The jet was unable to get off the ground, and it ran off the end of the runway at more than 150 miles per hour. The plane crossed all four lanes of busy Freeport Boulevard before smashing into three parked cars, slamming into Farrell's Ice Cream parlor and bursting into flames.

The Sacramento 49ers youth football team was holding a party in the shop, and the manager said that every table was filled at the time of the crash. "It took one wall where the 17 kids were and just pushed it," a witness told the Associated Press.

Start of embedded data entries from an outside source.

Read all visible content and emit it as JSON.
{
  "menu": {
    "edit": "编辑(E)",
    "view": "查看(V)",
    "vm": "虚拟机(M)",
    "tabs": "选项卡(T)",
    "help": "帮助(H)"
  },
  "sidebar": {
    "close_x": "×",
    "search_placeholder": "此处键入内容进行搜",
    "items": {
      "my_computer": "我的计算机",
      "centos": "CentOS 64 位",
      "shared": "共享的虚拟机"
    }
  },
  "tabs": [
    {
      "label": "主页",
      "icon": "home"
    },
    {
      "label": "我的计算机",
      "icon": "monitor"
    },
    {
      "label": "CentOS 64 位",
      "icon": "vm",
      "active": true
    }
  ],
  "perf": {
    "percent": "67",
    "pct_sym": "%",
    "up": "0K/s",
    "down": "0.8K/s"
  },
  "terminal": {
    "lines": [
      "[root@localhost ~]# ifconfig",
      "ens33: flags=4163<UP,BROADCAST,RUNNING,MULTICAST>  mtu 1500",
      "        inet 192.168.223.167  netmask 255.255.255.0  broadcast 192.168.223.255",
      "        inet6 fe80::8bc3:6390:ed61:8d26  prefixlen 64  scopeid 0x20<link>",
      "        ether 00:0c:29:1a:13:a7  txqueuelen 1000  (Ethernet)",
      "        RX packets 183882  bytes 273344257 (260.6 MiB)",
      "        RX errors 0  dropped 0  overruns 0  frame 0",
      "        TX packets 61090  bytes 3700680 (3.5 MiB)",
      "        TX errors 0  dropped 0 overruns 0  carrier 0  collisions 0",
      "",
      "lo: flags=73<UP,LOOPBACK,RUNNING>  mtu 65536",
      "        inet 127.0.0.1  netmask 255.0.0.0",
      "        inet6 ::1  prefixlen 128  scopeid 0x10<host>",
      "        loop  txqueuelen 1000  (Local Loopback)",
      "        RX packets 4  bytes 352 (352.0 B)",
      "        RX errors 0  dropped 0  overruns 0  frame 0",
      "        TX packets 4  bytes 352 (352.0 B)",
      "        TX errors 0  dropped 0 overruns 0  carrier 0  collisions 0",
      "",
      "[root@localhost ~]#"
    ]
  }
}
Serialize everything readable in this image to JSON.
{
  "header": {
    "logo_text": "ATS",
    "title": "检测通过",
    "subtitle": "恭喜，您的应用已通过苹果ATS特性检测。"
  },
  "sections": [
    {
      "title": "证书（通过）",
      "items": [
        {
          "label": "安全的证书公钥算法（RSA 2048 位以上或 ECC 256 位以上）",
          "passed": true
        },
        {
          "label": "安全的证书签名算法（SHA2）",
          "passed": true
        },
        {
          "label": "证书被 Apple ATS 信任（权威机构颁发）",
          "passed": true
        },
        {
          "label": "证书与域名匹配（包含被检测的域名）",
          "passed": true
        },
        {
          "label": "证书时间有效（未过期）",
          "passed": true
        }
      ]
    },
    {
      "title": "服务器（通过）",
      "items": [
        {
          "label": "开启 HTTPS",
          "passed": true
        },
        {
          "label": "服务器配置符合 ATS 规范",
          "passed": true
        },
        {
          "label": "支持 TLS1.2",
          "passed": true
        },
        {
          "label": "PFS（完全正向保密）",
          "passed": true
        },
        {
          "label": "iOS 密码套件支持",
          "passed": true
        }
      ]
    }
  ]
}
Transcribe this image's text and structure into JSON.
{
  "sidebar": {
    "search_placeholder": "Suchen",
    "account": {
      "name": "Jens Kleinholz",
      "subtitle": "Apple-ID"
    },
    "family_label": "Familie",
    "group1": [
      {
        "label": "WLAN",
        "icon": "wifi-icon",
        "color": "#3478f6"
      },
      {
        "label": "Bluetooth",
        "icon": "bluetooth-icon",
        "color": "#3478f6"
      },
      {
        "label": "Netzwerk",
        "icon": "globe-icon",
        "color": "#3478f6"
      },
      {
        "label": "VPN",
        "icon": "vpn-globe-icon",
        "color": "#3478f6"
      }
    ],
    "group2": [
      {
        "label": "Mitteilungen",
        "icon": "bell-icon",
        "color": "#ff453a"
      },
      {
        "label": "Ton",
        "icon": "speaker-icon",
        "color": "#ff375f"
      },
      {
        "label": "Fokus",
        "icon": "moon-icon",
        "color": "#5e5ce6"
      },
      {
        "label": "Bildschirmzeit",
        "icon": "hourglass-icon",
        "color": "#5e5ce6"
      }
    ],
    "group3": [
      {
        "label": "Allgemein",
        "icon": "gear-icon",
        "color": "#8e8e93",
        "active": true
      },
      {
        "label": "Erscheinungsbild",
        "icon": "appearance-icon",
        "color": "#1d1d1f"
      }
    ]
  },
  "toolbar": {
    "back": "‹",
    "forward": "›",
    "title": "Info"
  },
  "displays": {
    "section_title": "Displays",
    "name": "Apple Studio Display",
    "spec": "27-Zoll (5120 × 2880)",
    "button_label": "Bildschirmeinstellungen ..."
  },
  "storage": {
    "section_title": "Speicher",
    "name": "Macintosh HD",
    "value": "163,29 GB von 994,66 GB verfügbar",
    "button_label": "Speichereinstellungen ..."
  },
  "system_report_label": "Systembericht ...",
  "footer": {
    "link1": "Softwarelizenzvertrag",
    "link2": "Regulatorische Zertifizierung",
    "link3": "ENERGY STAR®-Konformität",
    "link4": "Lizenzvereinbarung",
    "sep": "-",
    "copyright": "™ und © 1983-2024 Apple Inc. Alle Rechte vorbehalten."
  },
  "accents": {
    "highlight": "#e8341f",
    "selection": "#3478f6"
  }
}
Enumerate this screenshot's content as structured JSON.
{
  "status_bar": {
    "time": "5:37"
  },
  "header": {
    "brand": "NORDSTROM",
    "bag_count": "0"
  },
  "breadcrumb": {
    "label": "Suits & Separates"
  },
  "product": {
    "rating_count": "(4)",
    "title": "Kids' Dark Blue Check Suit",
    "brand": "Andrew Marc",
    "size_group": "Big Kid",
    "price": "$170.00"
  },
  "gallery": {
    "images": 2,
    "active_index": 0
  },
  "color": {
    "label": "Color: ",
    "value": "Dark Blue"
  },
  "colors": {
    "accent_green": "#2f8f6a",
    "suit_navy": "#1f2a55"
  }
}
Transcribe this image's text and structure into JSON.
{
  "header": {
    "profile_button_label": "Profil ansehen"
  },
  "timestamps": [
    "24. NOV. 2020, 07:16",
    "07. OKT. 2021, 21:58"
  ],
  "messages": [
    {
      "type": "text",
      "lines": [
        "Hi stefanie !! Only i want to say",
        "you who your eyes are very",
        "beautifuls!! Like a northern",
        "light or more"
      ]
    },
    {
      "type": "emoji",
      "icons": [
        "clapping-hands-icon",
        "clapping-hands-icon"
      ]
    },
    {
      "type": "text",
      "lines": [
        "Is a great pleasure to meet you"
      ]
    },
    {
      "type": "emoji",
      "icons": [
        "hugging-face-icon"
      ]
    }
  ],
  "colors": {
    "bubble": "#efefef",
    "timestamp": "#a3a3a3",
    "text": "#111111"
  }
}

Twenty of those killed—including one 8-year-old's parents, grandparents, siblings, and cousin—were inside the store, while two other victims had been sitting in one of the vehicles that were parked in front of it. (The 23rd victim was a 61-year-old woman who was hit and killed by a truck as she ran toward the fire, believing that her grandchildren were inside the shop. They were not.) The pilot, Richard Bingham, survived the impact, and witnesses told reporters that after being cut out of the cockpit, he wept as he repeated the words "I'm sorry. I'm sorry."

The tragedy has not been forgotten: A memorial service was held on the 40th anniversary of the crash, and a memorial rose garden with a concrete marker placed "in loving memory" of the victims was dedicated on the site in 2003.

"It was a grisly scene, a lot of smoke and fire," one now-retired firefighter told the Sacramento Bee in 2012. "I’d never seen anything like it before, and nothing like it since."

That's why the plans for that airport restaurant—which, again, would be located just a few hundred yards from the scene of the Farrell's tragedy—haven't been universally well-received. "To have a restaurant with an airplane sticking out of it, I don’t think is a good idea at all," one Sacramento resident told KMAX.

A spokesperson for the developer said that he knew about the accident, but "but doesn’t associate the project’s architecture with that incident." Yeah, maybe it's worth talking to those who survived the accident, or the loved ones of those who didn't, to see what kind of associations they have.